PPC’s Q&A Q8-9 (translated by me) states as follows, but since there is no exception corresponding to Article 27(5)(i) of the APPI regarding outsourcing for third-party provision of personally referable information. So, in the case of personal data, a return of data from the contractor to the consignor would fall outside the scope of regulation as “return provision.” However, in the case of personally referable information, if the consignor obtains it as personal data, Article 31(1) of the Act applies.
For example, consider a situation where a contractor is entrusted with obtaining personally referable information and returns it to the consignor. (If what had been entrusted was the acquisition of personal data, it would have been excluded from regulation as “return provision.”)

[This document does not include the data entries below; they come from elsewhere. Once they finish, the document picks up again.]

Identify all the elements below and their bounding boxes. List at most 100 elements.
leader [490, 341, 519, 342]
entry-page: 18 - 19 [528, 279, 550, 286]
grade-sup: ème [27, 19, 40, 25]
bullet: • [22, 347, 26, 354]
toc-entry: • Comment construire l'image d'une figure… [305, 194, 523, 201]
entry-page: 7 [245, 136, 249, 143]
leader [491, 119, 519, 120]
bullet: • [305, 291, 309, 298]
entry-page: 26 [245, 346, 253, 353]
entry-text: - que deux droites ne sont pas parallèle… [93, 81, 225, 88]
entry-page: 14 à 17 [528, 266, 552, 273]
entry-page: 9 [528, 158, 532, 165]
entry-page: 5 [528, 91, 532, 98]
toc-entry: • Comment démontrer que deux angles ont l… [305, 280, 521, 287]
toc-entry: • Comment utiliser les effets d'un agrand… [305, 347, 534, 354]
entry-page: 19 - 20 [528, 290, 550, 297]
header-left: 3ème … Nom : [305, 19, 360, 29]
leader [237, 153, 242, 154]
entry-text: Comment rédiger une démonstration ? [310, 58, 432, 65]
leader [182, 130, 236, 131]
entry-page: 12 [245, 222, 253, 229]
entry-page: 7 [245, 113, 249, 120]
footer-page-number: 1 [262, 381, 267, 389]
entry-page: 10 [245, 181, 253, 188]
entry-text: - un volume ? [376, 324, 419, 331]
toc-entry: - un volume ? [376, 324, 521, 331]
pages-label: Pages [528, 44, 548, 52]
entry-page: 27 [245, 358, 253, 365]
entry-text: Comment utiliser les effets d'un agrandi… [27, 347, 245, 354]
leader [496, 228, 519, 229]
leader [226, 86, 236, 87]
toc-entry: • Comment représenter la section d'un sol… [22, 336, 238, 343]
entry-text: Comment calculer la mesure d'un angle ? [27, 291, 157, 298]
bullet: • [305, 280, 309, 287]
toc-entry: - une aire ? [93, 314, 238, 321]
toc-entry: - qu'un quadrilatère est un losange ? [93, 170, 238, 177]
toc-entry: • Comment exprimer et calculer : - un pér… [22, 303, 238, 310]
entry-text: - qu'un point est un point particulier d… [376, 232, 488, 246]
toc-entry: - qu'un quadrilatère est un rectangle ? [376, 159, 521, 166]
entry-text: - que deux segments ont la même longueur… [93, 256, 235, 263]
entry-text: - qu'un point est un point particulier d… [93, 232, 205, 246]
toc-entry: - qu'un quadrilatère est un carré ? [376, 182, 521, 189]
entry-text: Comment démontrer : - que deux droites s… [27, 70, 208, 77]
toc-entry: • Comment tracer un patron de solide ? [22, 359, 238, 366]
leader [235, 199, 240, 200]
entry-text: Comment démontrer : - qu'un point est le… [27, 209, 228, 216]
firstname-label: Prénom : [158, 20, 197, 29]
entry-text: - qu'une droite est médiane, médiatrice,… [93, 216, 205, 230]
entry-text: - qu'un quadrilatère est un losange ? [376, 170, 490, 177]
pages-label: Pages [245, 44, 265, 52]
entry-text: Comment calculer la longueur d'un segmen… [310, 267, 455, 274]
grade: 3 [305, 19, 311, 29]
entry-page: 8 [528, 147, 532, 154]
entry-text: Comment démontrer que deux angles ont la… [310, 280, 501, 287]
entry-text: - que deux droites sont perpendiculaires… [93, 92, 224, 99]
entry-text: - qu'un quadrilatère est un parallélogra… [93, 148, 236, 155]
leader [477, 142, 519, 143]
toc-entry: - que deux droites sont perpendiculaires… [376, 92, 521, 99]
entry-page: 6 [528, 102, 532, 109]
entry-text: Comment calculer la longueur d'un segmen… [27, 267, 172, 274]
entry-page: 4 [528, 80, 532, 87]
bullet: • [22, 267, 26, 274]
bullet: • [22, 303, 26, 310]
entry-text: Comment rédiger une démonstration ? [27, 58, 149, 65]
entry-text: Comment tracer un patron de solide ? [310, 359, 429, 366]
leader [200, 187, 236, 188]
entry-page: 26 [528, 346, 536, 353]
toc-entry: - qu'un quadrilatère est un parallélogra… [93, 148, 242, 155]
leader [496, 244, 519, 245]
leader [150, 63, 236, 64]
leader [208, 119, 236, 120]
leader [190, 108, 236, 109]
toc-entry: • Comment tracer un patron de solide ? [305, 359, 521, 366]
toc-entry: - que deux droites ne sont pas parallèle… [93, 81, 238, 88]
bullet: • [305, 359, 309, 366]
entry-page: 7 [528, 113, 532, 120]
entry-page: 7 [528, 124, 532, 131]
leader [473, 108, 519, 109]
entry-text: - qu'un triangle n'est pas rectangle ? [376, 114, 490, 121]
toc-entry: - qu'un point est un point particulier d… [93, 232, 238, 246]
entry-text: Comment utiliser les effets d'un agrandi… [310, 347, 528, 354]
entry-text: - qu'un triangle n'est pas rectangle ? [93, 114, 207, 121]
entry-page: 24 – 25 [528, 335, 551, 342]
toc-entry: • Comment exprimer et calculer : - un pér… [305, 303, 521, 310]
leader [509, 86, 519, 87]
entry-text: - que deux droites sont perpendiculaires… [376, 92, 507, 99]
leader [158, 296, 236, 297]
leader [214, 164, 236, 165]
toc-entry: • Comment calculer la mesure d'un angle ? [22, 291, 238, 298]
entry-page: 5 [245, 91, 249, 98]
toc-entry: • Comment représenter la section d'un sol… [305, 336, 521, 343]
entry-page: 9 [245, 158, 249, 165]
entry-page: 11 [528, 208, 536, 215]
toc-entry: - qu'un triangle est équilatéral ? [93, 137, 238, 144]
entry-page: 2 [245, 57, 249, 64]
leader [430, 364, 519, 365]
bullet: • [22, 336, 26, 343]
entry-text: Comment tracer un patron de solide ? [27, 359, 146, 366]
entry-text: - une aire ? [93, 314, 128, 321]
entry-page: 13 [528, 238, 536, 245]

At first glance, this might appear to be an unfair conclusion. However, in the case of the “return provision” of personal data, identification of individuals has already been performed at the contractor’s end at the time of processing. By contrast, in the case of the “return provision” of personally referable information, no identification is performed at the contractor’s end; rather, it is first carried out by the consignor. This means that a new personal data handling entity, which the data subject is unaware of, could emerge. In this sense, there seems to be a substantive rationale behind this difference in legal treatment.
Q8-9
When personal data is provided to a contractor in connection with outsourcing, and that data does not constitute personal data for the contractor but instead constitutes personally referable information, does the act of the contractor returning the data to the consignor fall under Article 31(1) of the Act?
A8-9
Where personal data provided by the consignor in connection with outsourcing does not constitute personal data for the contractor but constitutes personally referable information, the act of the contractor returning the data to the consignor within the scope of the entrusted work does not fall under Article 31(1) of the Act.
However, if the contractor appends personally referable information independently obtained by the contractor to such data and then returns the resulting data to the consignor, Article 31(1) of the Act applies.